More than 150 paediatricians are calling on the government to scrap its controversial Health Bill, saying it will have an "extremely damaging effect" on the health of children.
In a damning letter to The Lancet medical journal, members of the UK's Royal College of Paediatrics and Child Health said there was "no prospect" of improving the Health and Social Care Bill, currently going through Parliament.
And they accused the Government of "misrepresenting" the Bill as being something that was necessary for the NHS.
The signatories join several Royal Medical Colleges, including the Royal College of GPs and the Royal College of Radiologists, in calling for the Bill to be scrapped.
The move will put increasing pressure on the Government over the reforms, which have come under repeated fire from healthcare professionals.
Unions, including the British Medical Association (BMA), the Royal College of Nursing (RCN) and the Royal College of Midwives (RCM) are among those calling for the Bill to be withdrawn.
Today's letter said that "if passed, we believe that the Bill will have an extremely damaging effect on the health care of children and their families and their access to high-quality, effective services".
It added: "We see no prospect for improvement to the Bill sufficient to safeguard the rights of access to health care by children and their families.
"In our view, no adequate justification for the Bill has been made.
"The costs of dismantling existing National Health Service (NHS) structures are enormous and, at a time of financial austerity for all public services, have resulted in precious resources being diverted to private management firms and away from frontline patient care.
"We believe that the Bill will undermine choice, quality, safety, equity, and integration of care for children and their families."
The signatories said the NHS already "outperforms most other health systems internationally and is highly efficient" and expressed fears over the potential role of private companies in managing groups of GPs, who will control most of the NHS budget, under the new system.
They added: "Competition-based systems are not only more expensive and less efficient but are associated with gross inequality in perinatal and child health outcomes, including child safeguarding.
"Far from enabling clinicians to control and determine local services, the new commissioning proposals are more likely to lead to increased power for private management organisations attracted to this lucrative opportunity to manage small Clinical Commissioning Groups."
The letter said using multiple private companies "will make it difficult to innovate, co-operate, plan, and improve the quality in children's services".
They warn care will "become more fragmented" and families and clinicians will struggle to organise services for children.
"Children with chronic disease and disability will particularly suffer, since most have more than one condition and need a range of different clinicians.
"If different services are commissioned from separate providers, this risks the breakdown of the relationships that underpin good communication and co-ordination, particularly where different aspects of service are provided from different budgets."
Safeguarding of children will "become even more difficult" when services are put out to competitive tender and organisations "compete instead of co-operate".
"Children who are vulnerable, neglected, or abused will inevitably slip through the net."
The doctors argue the Bill is "misrepresented" by the Government "as being necessary and as the only way to support greater patient choice and control".
"On both counts that claim does not stand up to scrutiny.
"Far from increasing choice, there is plenty of evidence amassing that these proposed reforms will in fact limit choice for all children and their families, increase inequalities, and harm those who are most vulnerable.
"Continuous quality improvement in our already high-quality NHS does not require this legislation."
In recent weeks, the Royal College of Psychiatrists and the Chartered Society of Physiotherapy (CSP) have called for the Bill to be withdrawn, while the Royal College of Anaesthetists and the Royal College of Physicians say they still have major concerns.
The Royal College of GPs, which represents more than 44,000 doctors, said the reforms would "cause irreparable damage to patient care and jeopardise the NHS".

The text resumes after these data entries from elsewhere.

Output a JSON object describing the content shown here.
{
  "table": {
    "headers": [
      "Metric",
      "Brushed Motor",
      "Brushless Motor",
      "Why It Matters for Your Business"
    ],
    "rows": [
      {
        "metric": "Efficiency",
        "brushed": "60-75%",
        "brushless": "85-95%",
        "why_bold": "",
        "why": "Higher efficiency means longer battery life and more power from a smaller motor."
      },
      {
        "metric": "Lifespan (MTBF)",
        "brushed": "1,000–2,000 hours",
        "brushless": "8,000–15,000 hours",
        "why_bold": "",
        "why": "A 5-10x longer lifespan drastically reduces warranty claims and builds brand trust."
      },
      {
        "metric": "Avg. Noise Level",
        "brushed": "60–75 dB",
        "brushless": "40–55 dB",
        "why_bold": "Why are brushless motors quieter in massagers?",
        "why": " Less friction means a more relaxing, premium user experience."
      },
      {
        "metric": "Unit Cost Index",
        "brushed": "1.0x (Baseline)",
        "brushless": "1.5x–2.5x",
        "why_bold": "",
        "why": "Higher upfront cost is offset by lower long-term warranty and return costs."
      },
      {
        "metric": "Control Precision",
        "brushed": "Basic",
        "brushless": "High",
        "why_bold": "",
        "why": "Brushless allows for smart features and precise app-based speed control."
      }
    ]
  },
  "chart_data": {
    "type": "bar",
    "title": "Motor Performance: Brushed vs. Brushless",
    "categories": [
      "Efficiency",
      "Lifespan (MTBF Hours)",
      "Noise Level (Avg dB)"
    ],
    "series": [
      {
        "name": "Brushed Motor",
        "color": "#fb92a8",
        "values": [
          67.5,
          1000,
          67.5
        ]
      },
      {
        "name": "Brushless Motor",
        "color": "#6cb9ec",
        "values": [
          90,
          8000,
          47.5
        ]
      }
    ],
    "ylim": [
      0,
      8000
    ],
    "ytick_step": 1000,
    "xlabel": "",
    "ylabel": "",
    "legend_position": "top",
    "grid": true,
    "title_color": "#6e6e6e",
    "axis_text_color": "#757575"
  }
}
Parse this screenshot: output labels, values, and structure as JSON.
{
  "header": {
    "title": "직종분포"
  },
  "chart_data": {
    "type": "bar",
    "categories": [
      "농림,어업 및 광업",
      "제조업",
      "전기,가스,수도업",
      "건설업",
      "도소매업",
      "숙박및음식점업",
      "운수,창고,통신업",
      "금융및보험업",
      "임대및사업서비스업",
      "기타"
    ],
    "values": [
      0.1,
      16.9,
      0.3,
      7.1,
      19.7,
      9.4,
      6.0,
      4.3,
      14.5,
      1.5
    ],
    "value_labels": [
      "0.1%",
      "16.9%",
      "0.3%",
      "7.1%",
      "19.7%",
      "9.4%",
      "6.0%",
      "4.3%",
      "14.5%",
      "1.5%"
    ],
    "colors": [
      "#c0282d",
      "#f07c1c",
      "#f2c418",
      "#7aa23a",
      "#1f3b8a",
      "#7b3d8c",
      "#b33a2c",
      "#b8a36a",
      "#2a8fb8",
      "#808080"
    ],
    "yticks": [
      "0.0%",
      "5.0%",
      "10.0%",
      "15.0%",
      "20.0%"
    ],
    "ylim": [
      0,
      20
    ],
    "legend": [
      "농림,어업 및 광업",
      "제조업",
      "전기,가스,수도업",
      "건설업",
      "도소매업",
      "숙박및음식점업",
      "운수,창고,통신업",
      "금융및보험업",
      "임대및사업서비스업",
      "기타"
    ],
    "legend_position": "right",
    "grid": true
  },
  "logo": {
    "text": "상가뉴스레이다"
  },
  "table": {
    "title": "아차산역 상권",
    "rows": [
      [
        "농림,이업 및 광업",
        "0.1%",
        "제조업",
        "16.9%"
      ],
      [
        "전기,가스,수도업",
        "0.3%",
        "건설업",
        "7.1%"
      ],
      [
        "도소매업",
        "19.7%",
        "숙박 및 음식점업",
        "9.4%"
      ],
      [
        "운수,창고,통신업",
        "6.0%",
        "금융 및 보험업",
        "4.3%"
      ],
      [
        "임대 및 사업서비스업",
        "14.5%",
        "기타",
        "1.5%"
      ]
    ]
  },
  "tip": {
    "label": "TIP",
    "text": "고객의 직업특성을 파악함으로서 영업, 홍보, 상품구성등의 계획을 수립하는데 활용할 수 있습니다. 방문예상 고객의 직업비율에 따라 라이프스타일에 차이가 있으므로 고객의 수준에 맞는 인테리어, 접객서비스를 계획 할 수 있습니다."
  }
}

More than 130,000 people, including footballer Rio Ferdinand and TV star and author Stephen Fry, have signed an e-petition calling for the Bill to go.
Earlier this week, the Prime Minister said he was "at one" with Health Secretary Andrew Lansley over the reforms.
Liberal Democrat deputy leader Simon Hughes has said Mr Lansley should "move on" from his role after NHS reforms are completed.
A spokeswoman for the Department of Health said: "We have listened and substantially strengthened the Bill following the listening exercise.
"It's not true to say that the Health and Social Care Bill will fragment children's healthcare.
"In fact, the Bill will help address the very concerns about fragmentation that the experts raise.
"It will help the NHS and other public services work together better for children, young people and their families.
"These 150 individuals represent just over 1% of the total members of the Royal College of Paediatricians and Children's Health and cannot be taken as an accurate representation of the College, who we continue to work with."
Shadow health secretary Andy Burnham said: "Warnings for ministers do not come any more serious than this one.
"The government is being told in no uncertain terms by 150 experts that it is putting children's safety at risk with its reckless NHS reorganisation. By pressing on, it is putting its political pride before what is best for children.
"It is simply outrageous for the government to gamble with children's safety and this warning is sufficient reason alone to drop the Bill.
"Ministers can't simply ignore it as it backs up similar warnings revealed earlier this week in risk assessments by NHS bodies."